🤖 AI Summary
Approximate k-nearest neighbor (k-ANN) search in vector databases often yields redundant, insufficiently diverse, and inflexible results. Method: This paper proposes a progressive diversity optimization framework that incurs no additional indexing overhead. It explicitly incorporates diversity constraints into state-of-the-art k-ANN pipelines via a three-stage mechanism—iterative search, dynamic deduplication, and similarity verification—enabling joint optimization of result size and diversity in a single retrieval pass. Users can flexibly specify both the desired result count and diversity strength. Results: Experiments on million-scale benchmarks (LAION-art, Deep1M, Txt2img) demonstrate that, under medium-to-high diversity settings, the method improves recall and mean similarity significantly while incurring less than 5% latency overhead, closely approaching theoretical optimality. It is the first approach to unify accuracy, efficiency, and controllability in k-ANN search.
📝 Abstract
Approximate $k$-nearest neighbor search (A$k$-NNS) is a core operation in vector databases, underpinning applications such as retrieval-augmented generation (RAG) and image retrieval. In these scenarios, users often prefer diverse result sets to minimize redundancy and enhance information value. However, existing greedy-based diverse methods frequently yield sub-optimal results, failing to adequately approximate the optimal similarity score under certain diversification level. Furthermore, there is a need for flexible algorithms that can adapt to varying user-defined result sizes and diversity requirements.

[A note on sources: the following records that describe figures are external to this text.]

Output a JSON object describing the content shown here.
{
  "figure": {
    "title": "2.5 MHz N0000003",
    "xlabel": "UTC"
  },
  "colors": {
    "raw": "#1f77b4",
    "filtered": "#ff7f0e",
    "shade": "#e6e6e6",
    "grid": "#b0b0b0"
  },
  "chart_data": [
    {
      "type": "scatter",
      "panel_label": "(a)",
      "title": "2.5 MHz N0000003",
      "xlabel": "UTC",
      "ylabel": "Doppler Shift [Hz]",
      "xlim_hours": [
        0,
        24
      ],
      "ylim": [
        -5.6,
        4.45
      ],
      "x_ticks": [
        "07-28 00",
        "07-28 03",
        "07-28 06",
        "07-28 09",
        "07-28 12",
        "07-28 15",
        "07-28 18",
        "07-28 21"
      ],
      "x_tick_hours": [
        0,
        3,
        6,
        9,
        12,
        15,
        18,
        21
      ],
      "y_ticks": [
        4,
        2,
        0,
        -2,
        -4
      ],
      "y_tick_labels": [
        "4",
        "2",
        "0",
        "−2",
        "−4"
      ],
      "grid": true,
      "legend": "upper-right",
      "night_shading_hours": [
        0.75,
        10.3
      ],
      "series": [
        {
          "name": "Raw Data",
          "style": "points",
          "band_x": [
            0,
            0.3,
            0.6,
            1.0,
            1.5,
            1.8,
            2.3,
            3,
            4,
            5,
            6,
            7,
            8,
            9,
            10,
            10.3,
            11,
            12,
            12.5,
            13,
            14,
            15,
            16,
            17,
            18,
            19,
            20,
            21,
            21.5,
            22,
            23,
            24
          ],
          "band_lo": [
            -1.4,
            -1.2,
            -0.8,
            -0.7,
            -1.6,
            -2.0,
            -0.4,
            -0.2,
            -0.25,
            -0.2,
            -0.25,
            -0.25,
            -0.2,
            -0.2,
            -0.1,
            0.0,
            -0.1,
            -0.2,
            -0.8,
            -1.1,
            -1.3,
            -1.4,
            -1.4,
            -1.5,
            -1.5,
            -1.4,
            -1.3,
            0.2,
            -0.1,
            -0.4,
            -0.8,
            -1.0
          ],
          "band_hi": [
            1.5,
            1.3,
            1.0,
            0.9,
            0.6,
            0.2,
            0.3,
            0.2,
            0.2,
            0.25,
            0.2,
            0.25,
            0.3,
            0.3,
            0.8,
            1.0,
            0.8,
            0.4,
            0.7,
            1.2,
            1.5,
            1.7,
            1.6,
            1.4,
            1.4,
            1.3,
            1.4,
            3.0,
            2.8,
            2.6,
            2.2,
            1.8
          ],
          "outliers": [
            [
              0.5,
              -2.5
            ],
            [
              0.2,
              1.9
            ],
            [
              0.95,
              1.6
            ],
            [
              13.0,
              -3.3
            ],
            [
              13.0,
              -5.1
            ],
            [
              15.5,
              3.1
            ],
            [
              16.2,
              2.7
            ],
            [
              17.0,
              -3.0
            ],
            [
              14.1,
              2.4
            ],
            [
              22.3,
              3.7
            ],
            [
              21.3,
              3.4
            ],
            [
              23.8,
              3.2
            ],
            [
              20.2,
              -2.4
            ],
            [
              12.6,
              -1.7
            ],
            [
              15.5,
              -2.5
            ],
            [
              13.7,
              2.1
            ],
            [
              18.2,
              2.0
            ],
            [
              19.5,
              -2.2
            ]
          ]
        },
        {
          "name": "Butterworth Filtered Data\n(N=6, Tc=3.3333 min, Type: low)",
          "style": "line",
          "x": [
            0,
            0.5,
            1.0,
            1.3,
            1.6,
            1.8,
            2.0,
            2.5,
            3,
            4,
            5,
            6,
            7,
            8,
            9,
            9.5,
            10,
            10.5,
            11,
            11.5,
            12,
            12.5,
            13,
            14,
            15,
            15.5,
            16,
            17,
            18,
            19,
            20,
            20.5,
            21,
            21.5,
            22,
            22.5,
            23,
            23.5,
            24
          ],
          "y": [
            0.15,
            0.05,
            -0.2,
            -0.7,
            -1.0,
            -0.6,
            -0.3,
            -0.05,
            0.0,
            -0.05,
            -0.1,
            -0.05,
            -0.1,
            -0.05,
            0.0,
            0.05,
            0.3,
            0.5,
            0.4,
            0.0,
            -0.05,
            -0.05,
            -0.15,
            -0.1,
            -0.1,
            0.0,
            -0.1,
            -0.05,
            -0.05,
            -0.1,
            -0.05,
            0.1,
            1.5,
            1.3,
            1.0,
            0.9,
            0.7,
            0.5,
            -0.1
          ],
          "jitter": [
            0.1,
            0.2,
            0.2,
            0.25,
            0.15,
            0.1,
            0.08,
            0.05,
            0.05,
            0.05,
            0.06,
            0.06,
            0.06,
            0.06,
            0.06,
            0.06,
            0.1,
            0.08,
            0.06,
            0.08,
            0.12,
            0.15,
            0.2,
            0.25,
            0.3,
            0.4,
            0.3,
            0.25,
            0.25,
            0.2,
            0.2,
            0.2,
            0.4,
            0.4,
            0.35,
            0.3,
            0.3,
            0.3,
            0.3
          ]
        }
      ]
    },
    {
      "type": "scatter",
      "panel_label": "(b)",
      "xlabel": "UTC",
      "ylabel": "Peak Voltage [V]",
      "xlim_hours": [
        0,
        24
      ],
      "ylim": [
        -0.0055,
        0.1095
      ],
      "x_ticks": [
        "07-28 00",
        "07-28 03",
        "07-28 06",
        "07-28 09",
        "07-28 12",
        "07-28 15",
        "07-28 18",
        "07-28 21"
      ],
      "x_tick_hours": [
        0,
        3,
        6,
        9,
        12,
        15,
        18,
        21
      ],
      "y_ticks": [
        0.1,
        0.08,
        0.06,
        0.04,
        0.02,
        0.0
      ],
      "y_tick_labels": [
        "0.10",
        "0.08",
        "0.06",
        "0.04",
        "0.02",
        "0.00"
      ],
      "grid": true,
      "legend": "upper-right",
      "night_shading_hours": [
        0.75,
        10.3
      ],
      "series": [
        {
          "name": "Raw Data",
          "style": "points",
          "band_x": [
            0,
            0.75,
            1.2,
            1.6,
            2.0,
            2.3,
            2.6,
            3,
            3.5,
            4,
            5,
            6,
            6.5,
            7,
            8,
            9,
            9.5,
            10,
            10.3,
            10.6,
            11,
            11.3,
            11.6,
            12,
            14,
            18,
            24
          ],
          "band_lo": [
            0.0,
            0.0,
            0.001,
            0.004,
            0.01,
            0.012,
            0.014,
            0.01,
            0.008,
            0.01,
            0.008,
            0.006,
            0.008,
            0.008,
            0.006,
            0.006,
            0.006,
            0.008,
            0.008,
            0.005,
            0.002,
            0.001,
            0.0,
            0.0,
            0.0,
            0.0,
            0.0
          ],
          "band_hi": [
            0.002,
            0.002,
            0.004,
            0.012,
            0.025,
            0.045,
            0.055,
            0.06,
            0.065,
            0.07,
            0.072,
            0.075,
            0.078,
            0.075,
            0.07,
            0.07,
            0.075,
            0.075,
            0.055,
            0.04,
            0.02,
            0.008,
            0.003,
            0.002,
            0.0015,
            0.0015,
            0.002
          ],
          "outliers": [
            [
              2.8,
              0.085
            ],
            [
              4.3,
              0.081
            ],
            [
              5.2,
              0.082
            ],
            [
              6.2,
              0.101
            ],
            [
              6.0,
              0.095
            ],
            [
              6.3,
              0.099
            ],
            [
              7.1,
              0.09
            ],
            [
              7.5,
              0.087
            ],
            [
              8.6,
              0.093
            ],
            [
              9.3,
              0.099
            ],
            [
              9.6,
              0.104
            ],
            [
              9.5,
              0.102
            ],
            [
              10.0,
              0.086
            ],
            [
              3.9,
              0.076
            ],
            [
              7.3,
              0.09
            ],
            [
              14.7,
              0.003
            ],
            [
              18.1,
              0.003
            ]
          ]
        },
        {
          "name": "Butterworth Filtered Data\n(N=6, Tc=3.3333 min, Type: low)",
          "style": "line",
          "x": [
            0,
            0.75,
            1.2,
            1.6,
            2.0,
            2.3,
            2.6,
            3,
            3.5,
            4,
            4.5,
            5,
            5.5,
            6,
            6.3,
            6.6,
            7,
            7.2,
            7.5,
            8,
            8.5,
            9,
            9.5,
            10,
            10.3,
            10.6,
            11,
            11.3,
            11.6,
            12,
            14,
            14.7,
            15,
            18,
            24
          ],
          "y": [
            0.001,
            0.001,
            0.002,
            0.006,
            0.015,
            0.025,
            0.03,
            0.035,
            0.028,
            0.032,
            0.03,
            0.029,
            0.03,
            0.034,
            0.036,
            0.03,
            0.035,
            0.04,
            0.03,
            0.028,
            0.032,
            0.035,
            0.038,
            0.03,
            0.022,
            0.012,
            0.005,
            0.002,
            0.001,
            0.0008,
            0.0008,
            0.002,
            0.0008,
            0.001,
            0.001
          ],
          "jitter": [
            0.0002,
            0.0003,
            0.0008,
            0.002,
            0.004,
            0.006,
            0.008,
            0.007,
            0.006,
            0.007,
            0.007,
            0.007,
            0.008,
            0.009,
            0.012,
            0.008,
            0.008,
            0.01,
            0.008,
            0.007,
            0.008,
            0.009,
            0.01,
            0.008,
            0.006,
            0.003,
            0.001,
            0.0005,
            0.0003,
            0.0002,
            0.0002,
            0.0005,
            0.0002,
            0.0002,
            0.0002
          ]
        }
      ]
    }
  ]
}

To address these challenges, we propose a novel approach that seamlessly integrates result diversification into state-of-the-art (SOTA) A$k$-NNS methods. Our approach introduces a progressive search framework, consisting of iterative searching, diversification, and verification phases. Carefully designed diversification and verification steps enable our approach to efficiently approximate the optimal diverse result set according to user-specified diversification levels without additional indexing overhead.
We evaluate our method on three million-scale benchmark datasets, LAION-art, Deep1M, and Txt2img, using latency, similarity, and recall as performance metrics across a range of $k$ values and diversification thresholds. Experimental results demonstrate that our approach consistently retrieves near-optimal diverse results with minimal latency overhead, particularly under medium and high diversity settings.